Site survey data have been collected in the drilling area over many years, including multiple generations of two-dimensional seismic reflection (e.g., Park et al., 2002), wide-angle refraction (Nakanishi et al., 2002), passive seismicity (e.g., Obana et al., 2004; Obara and Ito, 2005; Ito and Obara, 2006), heat flow (Yamano et al., 2003), side-scan sonar, swath bathymetry, and visual observations from submersible and remotely operated vehicle (ROV) dives (Ashi et al., 2002). In 2006, Japan and the United States conducted a joint three-dimensional (3-D) seismic reflection survey over a ~11 km x 55 km area, acquired by PGS Geophysical, an industry service company (Moore et al., 2007). This 3-D data volume was used to refine selection of drill sites and targets in the complicated megasplay fault region, define the regional structure and seismic stratigraphy, analyze physical properties of the subsurface through seismic attribute studies in order to extend information away from boreholes, and assess drilling safety.
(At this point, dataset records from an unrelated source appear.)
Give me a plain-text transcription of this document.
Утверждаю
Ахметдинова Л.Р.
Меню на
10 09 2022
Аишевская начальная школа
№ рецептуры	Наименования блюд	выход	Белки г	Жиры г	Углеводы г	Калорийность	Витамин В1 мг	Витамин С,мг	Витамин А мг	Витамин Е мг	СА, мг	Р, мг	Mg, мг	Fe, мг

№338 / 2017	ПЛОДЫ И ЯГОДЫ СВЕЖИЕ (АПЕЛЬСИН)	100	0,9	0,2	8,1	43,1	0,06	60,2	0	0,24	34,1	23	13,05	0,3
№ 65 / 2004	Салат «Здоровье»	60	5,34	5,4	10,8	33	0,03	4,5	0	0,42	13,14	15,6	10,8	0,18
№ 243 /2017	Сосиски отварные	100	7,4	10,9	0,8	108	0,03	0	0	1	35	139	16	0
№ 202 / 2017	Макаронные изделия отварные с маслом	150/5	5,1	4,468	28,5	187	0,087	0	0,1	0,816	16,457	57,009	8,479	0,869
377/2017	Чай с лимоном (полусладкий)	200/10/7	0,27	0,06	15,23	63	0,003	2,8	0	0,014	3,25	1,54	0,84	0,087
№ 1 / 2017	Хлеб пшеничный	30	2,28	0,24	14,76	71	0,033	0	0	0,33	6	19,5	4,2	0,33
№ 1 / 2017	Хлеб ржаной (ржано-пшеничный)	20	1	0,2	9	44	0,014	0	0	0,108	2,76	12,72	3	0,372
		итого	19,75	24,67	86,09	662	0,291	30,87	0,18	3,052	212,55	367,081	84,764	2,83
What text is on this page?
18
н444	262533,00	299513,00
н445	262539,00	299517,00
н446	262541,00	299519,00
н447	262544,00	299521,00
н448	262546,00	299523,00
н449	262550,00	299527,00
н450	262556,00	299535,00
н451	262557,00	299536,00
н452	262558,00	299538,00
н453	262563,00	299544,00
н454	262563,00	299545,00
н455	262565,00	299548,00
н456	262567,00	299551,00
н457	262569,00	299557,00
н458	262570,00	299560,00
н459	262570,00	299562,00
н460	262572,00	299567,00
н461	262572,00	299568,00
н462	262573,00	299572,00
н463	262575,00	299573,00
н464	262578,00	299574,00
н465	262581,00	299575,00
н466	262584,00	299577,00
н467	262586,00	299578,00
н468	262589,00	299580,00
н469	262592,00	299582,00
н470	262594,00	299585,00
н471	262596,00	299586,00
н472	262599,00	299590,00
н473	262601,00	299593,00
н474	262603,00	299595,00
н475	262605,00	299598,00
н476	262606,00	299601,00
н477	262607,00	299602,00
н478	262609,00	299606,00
A smaller 3-D survey was conducted over proposed Sites NT1-01A and NT1-07A in 2006 by the Japan Agency for Marine-Earth Science and Technology–Institute for Frontier Research on Earth Evolution (JAMSTEC-IFREE) (Park et al., 2008). Prestack depth migration of those data led to refined velocity models and revised estimates of sediment thickness and total drilling depths.

Proposed Site NT1-07A

Shikoku Basin, overlying flanks oceanic basement high

Water depth is ~4060 m at this site, which is located at the intersection between IFREE 3-D Line 95 (Fig. F4) and CDEX Line ODKM03-101 (Shotpoint 2520) (Fig. F5). Compared to the overlying sand-rich trench-wedge facies, strata in the Shikoku Basin are dominated by hemipelagic mud and mudstone. At ODP Sites 808 and 1173, the boundary between upper Shikoku Basin facies and lower Shikoku Basin facies was defined by a combination of lithology and diagenesis, with abundant layers of volcanic ash above the boundary and an abrupt reduction in porosity below the boundary because of opal cement dissolution (Spinelli et al., 2007). At proposed Site NT1-07A, we see prominent reflectors at ~270 and 400 mbsf, which may coincide with a comparable lithologic boundary. Interpretations of acoustic stratigraphy are not straightforward, however, and another interval of interest is related to potential cementation of mudstone by diagenetic opal. Based on the modeled thermal history of the sediment, opal cementation of the section is expected from ~270 to 515 mbsf (Fig. F6). Prominent reflectors at the top and bottom of the interval of inferred cementation indicate sharp contrasts in physical properties. Deeper in the section, the lower turbidite facies thickens and displays outstanding acoustic continuity. The interval of inferred turbidites begins at ~750 mbsf and clearly laps onto the basement high toward the southeast, thereby offering an optimal target for overpressured sands near the updip pinch-outs. Recent analysis of 3-D seismic data indicates that the depth to basement at proposed Site NT1-07A is ~1200 mbsf.